Das Kitmirhaus

Die Tierstation, die wir betreuen, nennen wir unser Kitmirhaus. Unser Zuhause für die verstoßenen und vergessenen Seelen der Türkei liegt im Ort Demirtas. Das kleine Dorf liegt etwa 30 Kilometer von der Stadt Alanya entfernt. Unser Zuhause für die Tiere ist keinesfalls ein Tierheim, es soll ein Zuhause bieten, eine Heimat für die armen Seelen der Straße. 

Unser Kitmirhaus ist mehr, als ein staatliches Tierheim bieten kann. Respekt und Liebe stehen bei der Arbeit im Fokus und das können wir auch in den Augen der Tiere sehen.
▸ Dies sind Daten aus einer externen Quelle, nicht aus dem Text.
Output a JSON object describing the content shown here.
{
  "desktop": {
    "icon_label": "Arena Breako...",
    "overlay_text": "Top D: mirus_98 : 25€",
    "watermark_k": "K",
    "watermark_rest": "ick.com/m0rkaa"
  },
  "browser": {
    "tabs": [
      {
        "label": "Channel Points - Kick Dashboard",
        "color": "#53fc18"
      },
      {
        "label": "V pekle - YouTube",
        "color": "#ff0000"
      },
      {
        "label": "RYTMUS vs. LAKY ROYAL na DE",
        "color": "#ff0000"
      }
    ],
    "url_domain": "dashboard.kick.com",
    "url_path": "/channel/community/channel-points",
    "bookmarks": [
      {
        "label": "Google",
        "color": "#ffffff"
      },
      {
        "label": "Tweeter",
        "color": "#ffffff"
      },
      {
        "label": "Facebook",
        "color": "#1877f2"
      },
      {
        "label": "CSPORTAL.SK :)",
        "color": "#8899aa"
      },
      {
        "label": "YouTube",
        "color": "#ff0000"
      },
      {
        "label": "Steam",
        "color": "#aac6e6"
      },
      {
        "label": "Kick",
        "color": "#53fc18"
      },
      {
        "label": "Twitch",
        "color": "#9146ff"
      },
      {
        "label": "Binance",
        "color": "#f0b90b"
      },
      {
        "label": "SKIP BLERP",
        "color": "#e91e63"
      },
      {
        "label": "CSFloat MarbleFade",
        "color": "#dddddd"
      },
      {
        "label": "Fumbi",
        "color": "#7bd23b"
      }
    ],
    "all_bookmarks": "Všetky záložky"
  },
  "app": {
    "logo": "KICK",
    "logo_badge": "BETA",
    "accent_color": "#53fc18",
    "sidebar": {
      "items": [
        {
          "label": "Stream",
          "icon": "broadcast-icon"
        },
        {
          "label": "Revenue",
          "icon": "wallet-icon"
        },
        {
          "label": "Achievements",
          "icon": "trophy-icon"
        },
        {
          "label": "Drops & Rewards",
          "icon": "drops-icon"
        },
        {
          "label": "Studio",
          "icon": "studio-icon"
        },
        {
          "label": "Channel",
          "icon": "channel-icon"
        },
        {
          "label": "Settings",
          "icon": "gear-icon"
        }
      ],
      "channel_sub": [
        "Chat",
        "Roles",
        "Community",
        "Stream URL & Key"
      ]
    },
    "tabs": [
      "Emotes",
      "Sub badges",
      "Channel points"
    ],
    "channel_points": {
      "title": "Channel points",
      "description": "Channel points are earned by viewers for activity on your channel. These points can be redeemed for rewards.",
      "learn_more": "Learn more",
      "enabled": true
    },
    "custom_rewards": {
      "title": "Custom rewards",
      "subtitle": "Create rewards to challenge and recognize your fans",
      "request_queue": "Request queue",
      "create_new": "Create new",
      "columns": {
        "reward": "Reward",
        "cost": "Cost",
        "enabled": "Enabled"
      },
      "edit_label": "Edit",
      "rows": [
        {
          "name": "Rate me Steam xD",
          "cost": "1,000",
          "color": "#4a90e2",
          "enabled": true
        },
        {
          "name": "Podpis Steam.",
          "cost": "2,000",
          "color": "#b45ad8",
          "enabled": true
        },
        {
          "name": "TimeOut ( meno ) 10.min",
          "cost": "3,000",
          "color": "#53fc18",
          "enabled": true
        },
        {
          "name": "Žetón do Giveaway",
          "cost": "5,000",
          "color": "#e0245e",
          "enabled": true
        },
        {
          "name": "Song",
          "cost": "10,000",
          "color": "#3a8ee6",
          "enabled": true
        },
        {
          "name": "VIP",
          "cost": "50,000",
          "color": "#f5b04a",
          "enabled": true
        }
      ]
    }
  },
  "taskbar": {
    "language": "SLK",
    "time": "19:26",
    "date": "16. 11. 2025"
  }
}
Unser Kitmirhaus ist kein Eigentum von uns, sondern ein Haus, welches uns von einer tierlieben Frau mietfrei zur Verfügung gestellt wird, um Tierschutz zu betreiben. Im Haus wohnt eine Tierschützerin mit ihren Tieren, die wir unterstützen. Ein Teil der Tiere lebt auch mit ihr im Haus. 

Unterhalb vom Haus leben ca. 15-20 Hunde in verschiedenen und großen Gehegen, die in Etagen nach unten gebaut sind. Neben diesen Gehegen gibt es für die erwachsenen und gesunden Katzen ein großes und artgerechtes Katzengehege mit einem separat großen Raum. Dieser ist mit vielen Katzenboxen ausgestaltet. In diesen Raum können sich die Katzen vor Kälte oder Nässe schützen und zurückziehen.

Unterhalb von den Gehegen entstand 2018 ein Freilauf für die Hunde. Ein Stück entlang der Straße befindet sich ein kleiner Waldweg, dieser wird gern von unseren Helfern vor Ort, zum Spazierengang mit den Hunden genutzt. Bei der täglichen Versorgung bleibt leider nicht die Zeit, mit allen Tieren Grundkommandos oder auch die Leinentauglichkeit zu trainieren. Daher sind Besucher oder Helfer gern gesehene Gäste um den Alltag der Fellnasen aufzupeppen, andere Gerüche, liebe Menschen die Streicheleinheiten geben, Spaziergänge drehen oder Leckerli verteilen.

Efkanja

Seit 2018 leben Kitmir-Tiere auf dem Gelände "Efkanja". 

Durch die abgelegene Lage ist es der ideale Standort für die Haltung so vieler Hunde. Das Gelände mit etwa 20 Gehegen ist das Zuhause von vier Pferden, drei Eseln und um die 40 Hunden. Die Gehege sind in drei Arealen angeordnet, von denen jedes einen Auslaufbereich hat, den die Hundegruppen abwechselnd nutzen können. 

Das Gelände ist nicht an das öffentliche Strom- und Wassernetz angeschlossen, sondern wird über Solarpanels und einen Wassertank versorgt.